What follows is nothing more than a sitcom-level take on a mixed-minority marriage.  A bad sitcom, I might add.  It gets kuh-RAAA-zee up in there.  Old-fashioned dad Miguel goes loco, counterpart Brad is bull-headedly unreasonable, and the idyllic young love between Marcus and Lucia begins to buckle under the strain.  Oh no they didn't!  Oh yes, they did.

The film fails at every level—script, direction, ensemble, and overall execution. You'd at least expect such lunacy to have a manic energy to it, but it doesn't.  At all.  Quite the opposite, in fact, as it plods along barely registering a pulse.  Banter is forced, actors merely play parts but never create characters (just caricatures), and its by-the-numbers story is so clearly predictable that you're five steps ahead of the movie at all times, prophetically checking off each plot point before the film does. 

The filmmaking lacks any hint of artistry; shot compositions are plain, coverage is generic, and editing isn't nearly tight enough.  Simply put, it's lazy.  This technical sloppiness may not register on a conscious level to the average moviegoer, but collectively they are the reasons why audiences will find this slog to be utterly tedious and eventually try their patience.

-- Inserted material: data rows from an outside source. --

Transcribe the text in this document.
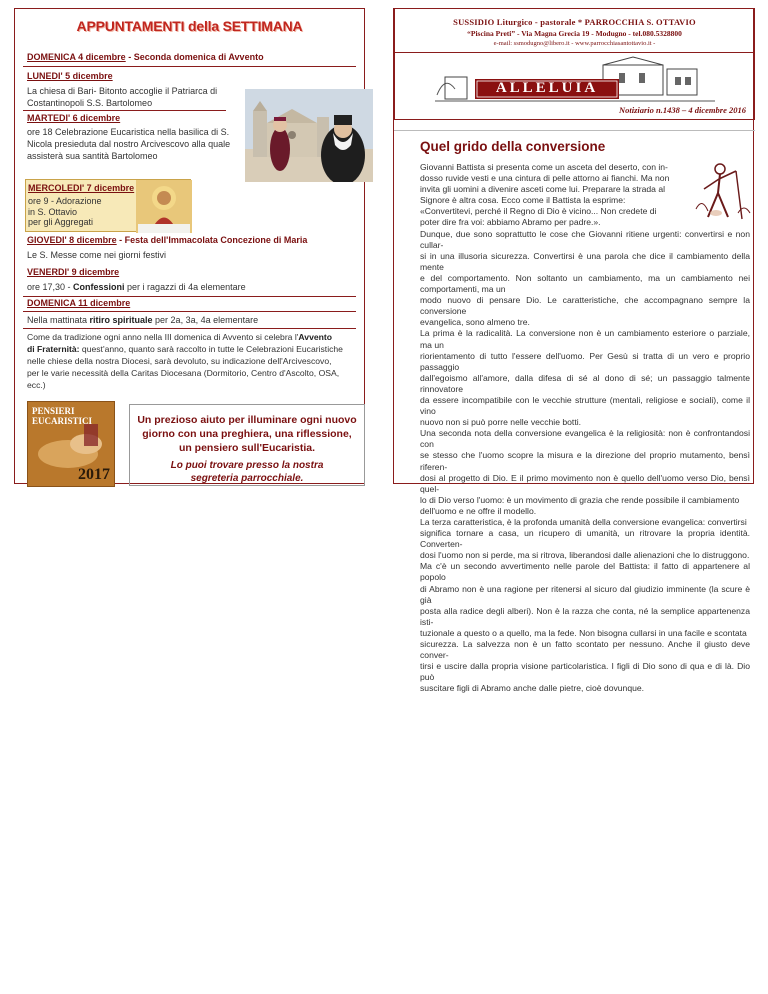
APPUNTAMENTI della SETTIMANA
DOMENICA 4 dicembre - Seconda domenica di Avvento
LUNEDI' 5 dicembre
La chiesa di Bari- Bitonto accoglie il Patriarca di
Costantinopoli S.S. Bartolomeo
MARTEDI' 6 dicembre
ore 18 Celebrazione Eucaristica nella basilica di S.
Nicola presieduta dal nostro Arcivescovo alla quale
assisterà sua santità Bartolomeo
MERCOLEDI' 7 dicembre
ore 9 - Adorazione
in S. Ottavio
per gli Aggregati
GIOVEDI' 8 dicembre - Festa dell'Immacolata Concezione di Maria
Le S. Messe come nei giorni festivi
VENERDI' 9 dicembre
ore 17,30 - Confessioni per i ragazzi di 4a elementare
DOMENICA 11 dicembre
Nella mattinata ritiro spirituale per 2a, 3a, 4a elementare
Come da tradizione ogni anno nella III domenica di Avvento si celebra l'Avvento
di Fraternità: quest'anno, quanto sarà raccolto in tutte le Celebrazioni Eucaristiche
nelle chiese della nostra Diocesi, sarà devoluto, su indicazione dell'Arcivescovo,
per le varie necessità della Caritas Diocesana (Dormitorio, Centro d'Ascolto, OSA,
ecc.)
PENSIERI
EUCARISTICI
2017
Un prezioso aiuto per illuminare ogni nuovo
giorno con una preghiera, una riflessione,
un pensiero sull'Eucaristia.
Lo puoi trovare presso la nostra
segreteria parrocchiale.
SUSSIDIO Liturgico - pastorale * PARROCCHIA S. OTTAVIO
“Piscina Preti” - Via Magna Grecia 19 - Modugno - tel.080.5328800
e-mail: ssmodugno@libero.it - www.parrocchiasantottavio.it -
ALLELUIA
Notiziario n.1438 – 4 dicembre 2016
Quel grido della conversione
Giovanni Battista si presenta come un asceta del deserto, con in-
dosso ruvide vesti e una cintura di pelle attorno ai fianchi. Ma non
invita gli uomini a divenire asceti come lui. Preparare la strada al
Signore è altra cosa. Ecco come il Battista la esprime:
«Convertitevi, perché il Regno di Dio è vicino... Non credete di
poter dire fra voi: abbiamo Abramo per padre.».
Dunque, due sono soprattutto le cose che Giovanni ritiene urgenti: convertirsi e non cullar-
si in una illusoria sicurezza. Convertirsi è una parola che dice il cambiamento della mente
e del comportamento. Non soltanto un cambiamento, ma un cambiamento nei comportamenti, ma un
modo nuovo di pensare Dio. Le caratteristiche, che accompagnano sempre la conversione
evangelica, sono almeno tre.
La prima è la radicalità. La conversione non è un cambiamento esteriore o parziale, ma un
riorientamento di tutto l'essere dell'uomo. Per Gesù si tratta di un vero e proprio passaggio
dall'egoismo all'amore, dalla difesa di sé al dono di sé; un passaggio talmente rinnovatore
da essere incompatibile con le vecchie strutture (mentali, religiose e sociali), come il vino
nuovo non si può porre nelle vecchie botti.
Una seconda nota della conversione evangelica è la religiosità: non è confrontandosi con
se stesso che l'uomo scopre la misura e la direzione del proprio mutamento, bensì riferen-
dosi al progetto di Dio. E il primo movimento non è quello dell'uomo verso Dio, bensì quel-
lo di Dio verso l'uomo: è un movimento di grazia che rende possibile il cambiamento
dell'uomo e ne offre il modello.
La terza caratteristica, è la profonda umanità della conversione evangelica: convertirsi
significa tornare a casa, un ricupero di umanità, un ritrovare la propria identità. Converten-
dosi l'uomo non si perde, ma si ritrova, liberandosi dalle alienazioni che lo distruggono.
Ma c'è un secondo avvertimento nelle parole del Battista: il fatto di appartenere al popolo
di Abramo non è una ragione per ritenersi al sicuro dal giudizio imminente (la scure è già
posta alla radice degli alberi). Non è la razza che conta, né la semplice appartenenza isti-
tuzionale a questo o a quello, ma la fede. Non bisogna cullarsi in una facile e scontata
sicurezza. La salvezza non è un fatto scontato per nessuno. Anche il giusto deve conver-
tirsi e uscire dalla propria visione particolaristica. I figli di Dio sono di qua e di là. Dio può
suscitare figli di Abramo anche dalle pietre, cioè dovunque.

Director Rick Famuyiwa is no stranger to this brand of melodrama, having directed previous (though modest) hits Brown Sugar and The Wood, but the lack of inspiration here is palpable. Old, tired jokes about marriage are bogged down by old, tired jokes about race, both of which are eventually overcome by old, tired affirmations about both.  The differences that kept these families apart will eventually be the ones they celebrate together.  Shocker.

Propping up familiar observations are lame gags that grow exponentially preposterous, from a bathroom plumbing mishap to a nonsensical cake fight in a wedding store to—I kid you not—a Viagra-eating goat that humps a man up against a wall while under the influence.  It's embarrassing how desperate this movie is.

As the young couple, America Ferrera (TV's Ugly Betty) and Lance Gross create a sweet chemistry in spite of the material, but everyone else seems as if they're barely trying.  Forest Whitaker and Regina King are two proven talents apparently content with collecting an easy check, while Carlos Mencina displays a surprising lack of energy for someone who's made a career off of a crazy, offensive persona.  This feel-good material is way out of his comfort zone, and it shows.  As Lucia's mother, Diana-Maria Riva is the only person actually investing something of herself here—but everything else is working against her.

Yet even if the ensemble had made a more earnest effort, the formulaic material still would've betrayed them.  Cultures collide, old traditions die hard, and the couple comes to question if they're truly in love—obligatory conflicts made worse by the fact that they're based in stupidity rather than credibility. 

As a result, it's no surprise when meaningful heart-to-hearts lead to change and healing, people come to their senses and recognize the error of their ways, the couple reunites, the marriage is back on, and even the parents find their stagnant love lives renewed by the spark of romance.  Cue that '70s R&B soundtrack, and let's get this wedding party started! 

Simple ambitions, to be sure, but not bad ones; it's the script's perfunctory arc mixed with Famuyiwa's lethargic direction that make it a watch-checking bore.  My advice:  pre-emptively annul any plans you have to engage Our Family Wedding.  (See—now it's even got me making bad jokes!)

CAUTIONS:

  • Drugs/Alcohol Content:  Alcoholic drinks occasionally consumed.  Brad and Miguel get drunk at a dance club and subsequently let loose.
  • Language/Profanity:  Occasional profanities of the PG-13 variety.  One "F" word (delivered to a boy, no less).
  • Sexual Content/Nudity:  An unmarried couple is living together.  Sex is discussed on a few occasions; not in detail, but in ways that are cavalier and impure.  Suggestive dancing in a nightclub.  A suggestive reference to a vibrator.  A couple gets sexually frisky in a car.  A goat eats Viagra and tries to have sex with a man's leg.
  • Violence:  None.

 

Jeffrey Huston is a film director, writer and producer at Steelehouse Productions in Tulsa, Okla.  He is also cohost of "Steelehouse Podcast," along with Steelehouse Executive Creative Mark Steele, where each week they discuss God in pop culture.